The Energia Sierra Juarez wind power plant would provide enough electricity to power the equivalent of about 65,000 homes within San Diego Gas & Electric territory.
A 20-year, $820 million power purchase agreement between project developer Sempra U.S. Gas & Power and corporate affiliate SDG&E was approved by a 4-1 vote of the California Public Utilities Commission. SDG&E customers will pay for the electricity.
Several hurdles remain for the wind farm, including presidential approval for a cross-border tie-in line and construction of a substation to access U.S. transmission lines. The project is the first stage of more extensive plans by Sempra to install turbines along a hundred-mile stretch of windswept highlands atop the Sierra Juárez in Baja California.

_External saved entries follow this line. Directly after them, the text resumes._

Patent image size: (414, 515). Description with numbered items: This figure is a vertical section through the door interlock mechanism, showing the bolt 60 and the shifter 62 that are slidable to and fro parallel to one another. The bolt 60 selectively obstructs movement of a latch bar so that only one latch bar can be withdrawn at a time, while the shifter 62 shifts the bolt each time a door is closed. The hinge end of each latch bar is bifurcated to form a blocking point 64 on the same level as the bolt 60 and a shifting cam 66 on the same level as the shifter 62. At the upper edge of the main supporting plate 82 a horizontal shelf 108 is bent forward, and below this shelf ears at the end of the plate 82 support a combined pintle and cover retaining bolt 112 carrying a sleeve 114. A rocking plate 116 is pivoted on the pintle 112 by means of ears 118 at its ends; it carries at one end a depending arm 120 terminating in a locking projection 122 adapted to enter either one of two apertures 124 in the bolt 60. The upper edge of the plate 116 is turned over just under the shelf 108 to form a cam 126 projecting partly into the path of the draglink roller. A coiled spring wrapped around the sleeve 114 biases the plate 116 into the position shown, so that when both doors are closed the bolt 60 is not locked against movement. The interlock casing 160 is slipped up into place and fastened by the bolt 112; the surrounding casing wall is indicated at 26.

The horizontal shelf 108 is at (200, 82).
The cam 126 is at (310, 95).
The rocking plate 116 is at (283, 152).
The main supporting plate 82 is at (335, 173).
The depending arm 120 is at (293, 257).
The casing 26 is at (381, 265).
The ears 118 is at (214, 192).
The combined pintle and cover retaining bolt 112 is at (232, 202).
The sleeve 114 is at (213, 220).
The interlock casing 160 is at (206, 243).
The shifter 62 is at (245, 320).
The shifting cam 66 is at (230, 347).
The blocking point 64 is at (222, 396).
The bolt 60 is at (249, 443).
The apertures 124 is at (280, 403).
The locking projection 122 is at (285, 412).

“I think it’s a very important energy resource for California,” Public Utilities Commissioner Timothy Simon said of the current proposal.
Commissioner Catherine Sandoval, who wavered in earlier discussions, voted in favor of the power purchase agreement, saying the price was “not tremendously higher” than comparable projects and that wind studies showed it would provide electricity during hours when demand is relatively high.
The Sierra Juarez contract offered a rare glimpse of current pricing for green energy. The terms of most power agreements remain confidential for years under rules designed to ensure competitive bidding, but deals between corporate affiliates – in this case two subsidiaries of utility holding company Sempra Energy – are made public before approval.
Dissenting Commissioner Mike Florio said the contract’s $106.50-per-megawatt price was too high for wind energy and warned that the cost of expanding the state’s renewable energy portfolio eventually could lead to a public backlash.
“Sooner or later the costs of these contracts that we’re approving are going to come home to roost,” Florio said.
Under legislation signed last year by Gov. Jerry Brown, electricity retailers in California must provide one-third of their power by 2020 from renewable sources such as wind, solar and geothermal plants. Energia Sierra Juarez would play a small part in helping San Diego Gas & Electric meet state mandates.
Unlike wind projects in the U.S., Sierra Juarez is not eligible for the federal production tax credit that has spurred rapid growth in the wind industry.
“Ultimately tax payers are not on the hook to subsidize this project,” said Chris Cate, vice president of the San Diego County Taxpayers Association.
Cate was among several representatives of San Diego business associations to attended the meeting in San Francisco and voice support for the project. Several ratepayer advocate groups have objected to the project.
Approval of the project’s cross-border tie-in line is opposed by labor unions in the United States, environmental groups on both sides of the border and California state legislators who say it would export potential U.S. jobs to Mexico.